Buy now, pay later companies like Afterpay Touch Group Ltd (ASX: APT), Zip Co Ltd (ASX: Z1P) and FlexiGroup Limited (ASX: FXL) are performing very strongly – is that a good thing?
The way people pay for retail and other services is being revolutionised by Afterpay and others, they are particularly being targeted at millennials.
These BNPL operators are reporting excellent growth. In FY19 Afterpay's Australia and New Zealand underlying sales grew by 99% to $4.3 billion. FlexiGroup revealed this week that the number of 'Little Things' purchases (up to $2,000) has grown by 67% in FY20 so far. In FY19 Zip said that its transaction volume of $1.13 billion was 108% higher than last year.
It's certainly good for the companies and their shareholders, but I do wonder whether it's good for the customers and the economy as a whole.
Is the rapid increase of the industry a sign that people are struggling to pay for goods and require instalment services to pay? Are consumers spending more than their budgets can afford on discretionary items to the detriment of other parts of their finances, even if they are making the repayments?
Every user's financial position will be different, so it would be wrong to make a blanket judgement on the situation, and I'm definitely not suggesting the BNPL players are doing anything wrong for doing well – I just wonder about why they're doing so well.

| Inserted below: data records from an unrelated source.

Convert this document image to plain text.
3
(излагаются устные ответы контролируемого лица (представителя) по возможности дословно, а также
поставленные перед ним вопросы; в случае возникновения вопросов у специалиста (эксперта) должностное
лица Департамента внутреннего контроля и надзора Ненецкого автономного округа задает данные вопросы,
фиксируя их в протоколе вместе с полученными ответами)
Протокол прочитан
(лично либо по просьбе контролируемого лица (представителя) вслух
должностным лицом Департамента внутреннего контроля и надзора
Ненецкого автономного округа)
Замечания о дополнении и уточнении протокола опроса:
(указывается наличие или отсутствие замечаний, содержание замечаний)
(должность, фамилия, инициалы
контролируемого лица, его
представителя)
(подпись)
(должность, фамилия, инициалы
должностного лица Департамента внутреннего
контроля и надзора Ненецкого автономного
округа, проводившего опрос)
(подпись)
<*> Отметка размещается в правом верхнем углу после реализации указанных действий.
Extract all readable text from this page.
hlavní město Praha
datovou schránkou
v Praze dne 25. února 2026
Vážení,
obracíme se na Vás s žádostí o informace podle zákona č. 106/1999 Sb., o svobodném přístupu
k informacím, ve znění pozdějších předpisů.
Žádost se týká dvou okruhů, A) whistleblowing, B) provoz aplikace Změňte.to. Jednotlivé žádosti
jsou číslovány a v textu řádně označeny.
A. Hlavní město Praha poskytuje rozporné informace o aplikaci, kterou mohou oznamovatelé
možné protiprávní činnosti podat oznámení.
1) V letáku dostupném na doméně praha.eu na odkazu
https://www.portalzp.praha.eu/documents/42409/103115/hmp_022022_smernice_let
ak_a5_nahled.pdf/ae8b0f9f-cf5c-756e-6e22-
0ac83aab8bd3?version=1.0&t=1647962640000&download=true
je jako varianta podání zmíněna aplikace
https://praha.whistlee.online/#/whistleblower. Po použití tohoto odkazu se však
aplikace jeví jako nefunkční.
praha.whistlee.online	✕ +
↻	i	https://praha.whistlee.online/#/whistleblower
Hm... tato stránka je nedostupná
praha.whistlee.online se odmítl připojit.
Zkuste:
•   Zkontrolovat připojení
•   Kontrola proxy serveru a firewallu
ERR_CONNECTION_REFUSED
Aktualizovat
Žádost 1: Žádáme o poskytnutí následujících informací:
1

It's not as though the customer is using magic to create more money to buy goods – if BNPL results in higher spending as they claim, it means less money in the customer's bank account.
There's also a question of sustainability for retailers. They already operate on such low margins, can they afford more of their profit to go to merchant fees?
Foolish takeaway
At the moment I think Zip Co is my favourite out of the BNPL operators due to its recent expansion overseas, but there are other growth shares I'd rather buy instead which don't rely so heavily on discretionary spending.